Ilustración: Patricio Betteo
Todo esto es, en mi opinión, lo de menos. Lo de más es cómo la prensa nacional y extranjera (en este caso ha sido igual de desidiosa e ignorante que la mexicana), la oposición, la clase política y hasta las encuestadoras han atendido este asunto. En las encuestas, justamente, la venta del avión figura entre las decisiones mejor vistas, o más aprobadas, por la sociedad mexicana, junto con la cancelación de las pensiones a los expresidentes, el cierre de Los Pinos, y los viajes en vuelo comercial, que va junto con pegado. Pero GEA, por ejemplo, una empresa seria y sólida, formula así la pregunta: “¿Cuál ha sido el mayor acierto del gobierno de AMLO? Vender el avión presidencial”.
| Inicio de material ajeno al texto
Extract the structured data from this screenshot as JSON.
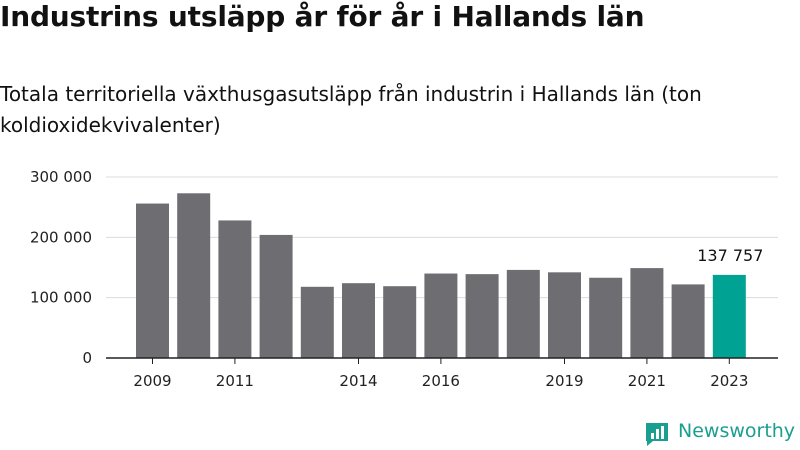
{
  "header": {
    "title": "Industrins utsläpp år för år i Hallands län",
    "subtitle": "Totala territoriella växthusgasutsläpp från industrin i Hallands län (ton koldioxidekvivalenter)"
  },
  "brand": {
    "name": "Newsworthy",
    "icon": "newsworthy-logo-icon",
    "color": "#1a9e8f"
  },
  "chart_data": {
    "type": "bar",
    "title": "Industrins utsläpp år för år i Hallands län",
    "subtitle": "Totala territoriella växthusgasutsläpp från industrin i Hallands län (ton koldioxidekvivalenter)",
    "xlabel": "",
    "ylabel": "",
    "categories": [
      "2009",
      "2010",
      "2011",
      "2012",
      "2013",
      "2014",
      "2015",
      "2016",
      "2017",
      "2018",
      "2019",
      "2020",
      "2021",
      "2022",
      "2023"
    ],
    "values": [
      256000,
      273000,
      228000,
      204000,
      118000,
      124000,
      119000,
      140000,
      139000,
      146000,
      142000,
      133000,
      149000,
      122000,
      137757
    ],
    "x_tick_labels": [
      "2009",
      "2011",
      "2014",
      "2016",
      "2019",
      "2021",
      "2023"
    ],
    "y_ticks": [
      0,
      100000,
      200000,
      300000
    ],
    "y_tick_labels": [
      "0",
      "100 000",
      "200 000",
      "300 000"
    ],
    "ylim": [
      0,
      300000
    ],
    "grid": true,
    "legend": "none",
    "highlight": {
      "category": "2023",
      "label": "137 757"
    },
    "colors": {
      "bar": "#6e6d72",
      "highlight": "#00a393",
      "grid": "#dcdcdc",
      "axis": "#222222"
    }
  }
}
En otras palabras, los mexicanos aplauden una venta inexistente; califican ese hecho —ficticio— como otros, más o menos ciertos. La gente piensa que se vendió el avión y que con los consiguientes recursos se podrá financiar cualquiera de los proyectos delirantes que a cada quien se le ocurran. Los medios masivos de comunicación no supieron informar con suficiente claridad y constancia de que no se había vendido el avión, que probablemente no se vendería, y que todo consistía en un enorme engaño.
La oposición, sobre todo el PRI y el PAN, se aterró ante la idea de criticar una “decisión” popular, sobre todo a la luz de su complicidad: Calderón por comprar el Dreamliner, Peña por utilizarlo. No tuvio las agallas necesarias para denunciar desde un principio que la idea de viajar en vuelos comerciales, de vender la flotilla de aviones del EMP y de rematar el TP-01 constituía una imbecilidad mayúscula, más allá del riesgo para la seguridad presidencial.
¿Quién tiene la culpa del fiasco? ¿López Obrador y sus ocurrencias y necedades? ¿O quien lo hizo compadre? A saber: la sociedad mexicana, en su fe ciega e infinita propensión por creer lo que el tlatoani dice, y las élites mexicanas, incapaces de confrontar a un presidente fuerte, en un tema popular, pero aberrante.